Medical Genomics, UCL Cancer Institute, University College London, London, WC1E 6DD UK.
Genetics and Cell Biology of Sarcoma, UCL Cancer Institute, University College London, London, WC1E 6DD UK ; Department of Biomedical Sciences, University of Westminster, London, W1W 6UW UK.
Genome Med. 2014 Dec 12;6(12):116. doi: 10.1186/s13073-014-0116-0. eCollection 2014.
The use of tumour xenografts is a well-established research tool in cancer genomics but has not yet been comprehensively evaluated for cancer epigenomics.
In this study, we assessed the suitability of patient-derived tumour xenografts (PDXs) for methylome analysis using Infinium 450 K Beadchips and MeDIP-seq.

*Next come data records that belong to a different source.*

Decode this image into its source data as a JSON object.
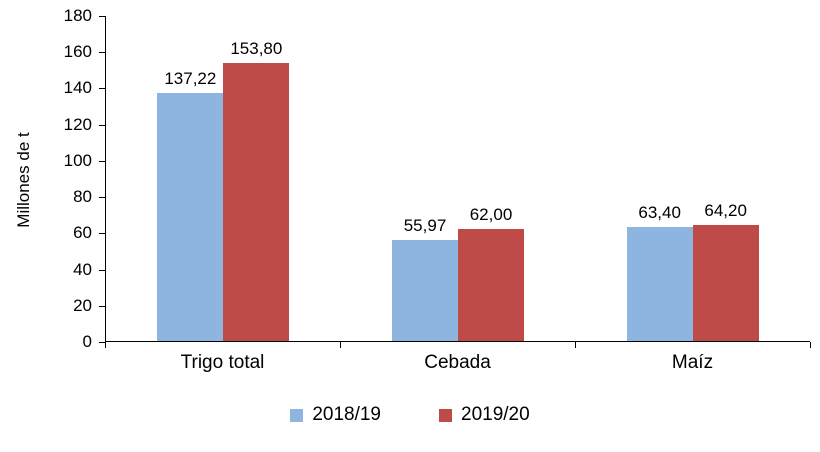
{
  "chart_data": {
    "type": "bar",
    "title": "",
    "ylabel": "Millones de t",
    "ylim": [
      0,
      180
    ],
    "ytick_step": 20,
    "yticks": [
      "0",
      "20",
      "40",
      "60",
      "80",
      "100",
      "120",
      "140",
      "160",
      "180"
    ],
    "grid": false,
    "legend_position": "bottom",
    "categories": [
      "Trigo total",
      "Cebada",
      "Maíz"
    ],
    "series": [
      {
        "name": "2018/19",
        "color": "#8EB4E0",
        "values": [
          137.22,
          55.97,
          63.4
        ],
        "labels": [
          "137,22",
          "55,97",
          "63,40"
        ]
      },
      {
        "name": "2019/20",
        "color": "#BE4B48",
        "values": [
          153.8,
          62.0,
          64.2
        ],
        "labels": [
          "153,80",
          "62,00",
          "64,20"
        ]
      }
    ]
  }
}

Controlled for confounding host (mouse) sequences, comparison of primary PDXs and matching patient tumours in a rare (osteosarcoma) and common (colon) cancer revealed that an average 2.7% of the assayed CpG sites undergo major (Δβ ≥ 0.51) methylation changes in a cancer-specific manner as a result of the xenografting procedure. No significant subsequent methylation changes were observed after a second round of xenografting between primary and secondary PDXs. Based on computational simulation using publically available methylation data, we additionally show that future studies comparing two groups of PDXs should use 15 or more samples in each group to minimise the impact of xenografting-associated changes in methylation on comparison results.
Our results from rare and common cancers indicate that PDXs are a suitable discovery tool for cancer epigenomics and we provide guidance on how to overcome the observed limitations.
肿瘤异种移植在癌症基因组学中是一种成熟的研究工具,但尚未在癌症表观基因组学中得到全面评估。
在这项研究中,我们使用 Infinium 450 K Beadchips 和 MeDIP-seq 评估了患者来源的肿瘤异种移植(PDXs)用于甲基组分析的适宜性。
控制混杂的宿主(小鼠)序列后,在罕见(骨肉瘤)和常见(结肠癌)癌症中比较原发性 PDXs 和匹配的患者肿瘤,结果表明,异种移植过程中,平均有 2.7%的检测到的 CpG 位点发生了主要(Δβ≥0.51)的癌症特异性甲基化变化。在原发性和继发性 PDX 之间进行第二轮异种移植后,未观察到明显的后续甲基化变化。基于使用公开可用的甲基化数据进行的计算模拟,我们还表明,未来比较两组 PDXs 的研究应在每组中使用 15 个或更多样本,以最大程度地减少异种移植相关甲基化变化对比较结果的影响。
我们在罕见和常见癌症中的结果表明,PDXs 是癌症表观基因组学的一种合适的发现工具,并且我们提供了如何克服观察到的局限性的指导。